Shakhtar Donetsk CEO Serhii Palkin has issued a blistering condemnation of FIFA President Gianni Infantino, calling the prospect of Russia’s return to football a “moral failure” and “complicity” in war crimes.
Serhii Palkin, the CEO of FC Shakhtar Donetsk, has launched a scathing critique of FIFA President Gianni Infantino following suggestions that Russian teams could soon return to international competition.
Palkin described the current stance as a “complete detachment from reality,” arguing that such a move would ignore the ongoing devastation of a four-year full-scale war.
Palkin highlighted the human cost of the conflict, citing the deaths of hundreds of thousands and the destruction of critical infrastructure.
He questioned the timing and motivation behind the President’s shift in tone, asking, “Why, after four years of war, has [Infantino] not once come to Ukraine to see with his own eyes what is happening here?”
In a poignant challenge, Palkin invited Infantino to witness the reality of Ukrainian football under fire. He urged the FIFA chief to attend Shakhtar’s first match in February and speak with players like Dmytro Riznyk and Denys Tvardovskyi, both of whom lost family members in the fighting.
“Let him come and see how people live… how children play football under air-raid sirens, next to bomb shelters, under the constant threat of missiles and drones.”
Palkin rejected the notion that reintegrating Russia is a diplomatic bridge. “A statement about the return of Russian football is not a ‘step towards peace,'” he insisted.
The Moral Weight of the Game
“It is a continuation of this horror. It is an attempt to pretend that war and aggression do not exist.”
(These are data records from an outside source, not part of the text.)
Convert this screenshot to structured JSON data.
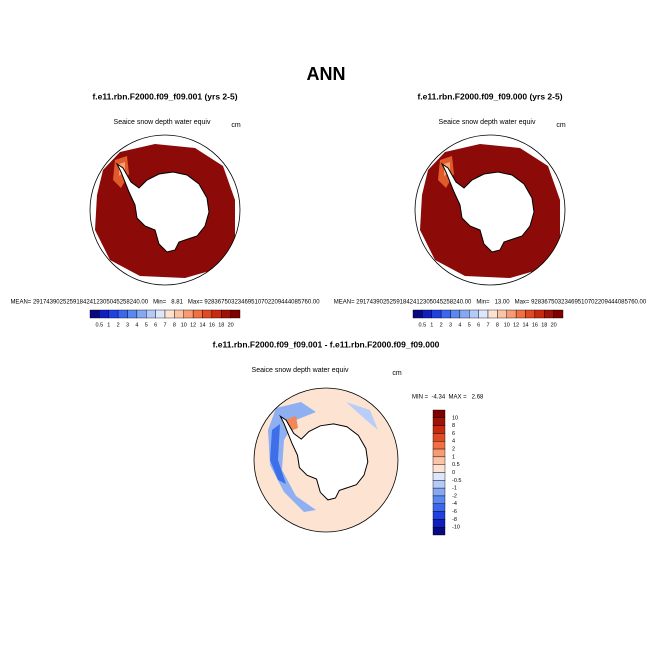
{
  "title": "ANN",
  "panels": [
    {
      "title": "f.e11.rbn.F2000.f09_f09.001 (yrs 2-5)",
      "variable": "Seaice snow depth water equiv",
      "units": "cm",
      "stats": "MEAN= 29174390252591842412305045258240.00   Min=   8.81   Max= 92836750323469510702209444085760.00",
      "colorbar_labels": [
        0.5,
        1,
        2,
        3,
        4,
        5,
        6,
        7,
        8,
        10,
        12,
        14,
        16,
        18,
        20
      ]
    },
    {
      "title": "f.e11.rbn.F2000.f09_f09.000 (yrs 2-5)",
      "variable": "Seaice snow depth water equiv",
      "units": "cm",
      "stats": "MEAN= 29174390252591842412305045258240.00   Min=   13.00   Max= 92836750323469510702209444085760.00",
      "colorbar_labels": [
        0.5,
        1,
        2,
        3,
        4,
        5,
        6,
        7,
        8,
        10,
        12,
        14,
        16,
        18,
        20
      ]
    }
  ],
  "difference": {
    "title": "f.e11.rbn.F2000.f09_f09.001 - f.e11.rbn.F2000.f09_f09.000",
    "variable": "Seaice snow depth water equiv",
    "units": "cm",
    "stats": "MIN =  -4.34  MAX =   2.68",
    "colorbar_labels": [
      10,
      8,
      6,
      4,
      2,
      1,
      0.5,
      0,
      -0.5,
      -1,
      -2,
      -4,
      -6,
      -8,
      -10
    ]
  }
}
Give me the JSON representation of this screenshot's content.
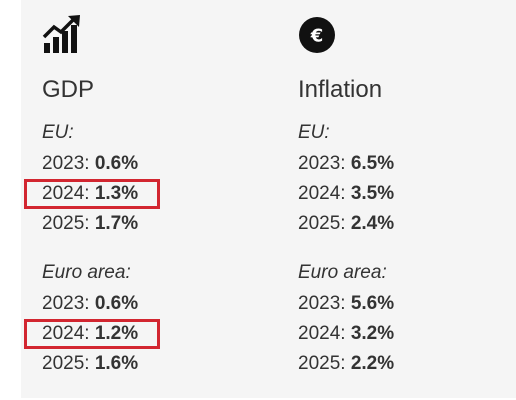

The CEO concluded by framing the decision as more than just a sporting matter. He warned that supporting Russia’s return would be a “political and moral” choice with grave consequences.
Palkin asserted that football has no right to “turn a blind eye to evil” and that Infantino must take responsibility for any move that helps silence the narrative of war crimes.
“Football cannot exist outside reality,” Palkin stated, reminding the global community that just yesterday, sixteen Ukrainian miners—many of them Shakhtar supporters—were killed in a drone strike. For the club, this is not a debate about policy, but a matter of human survival.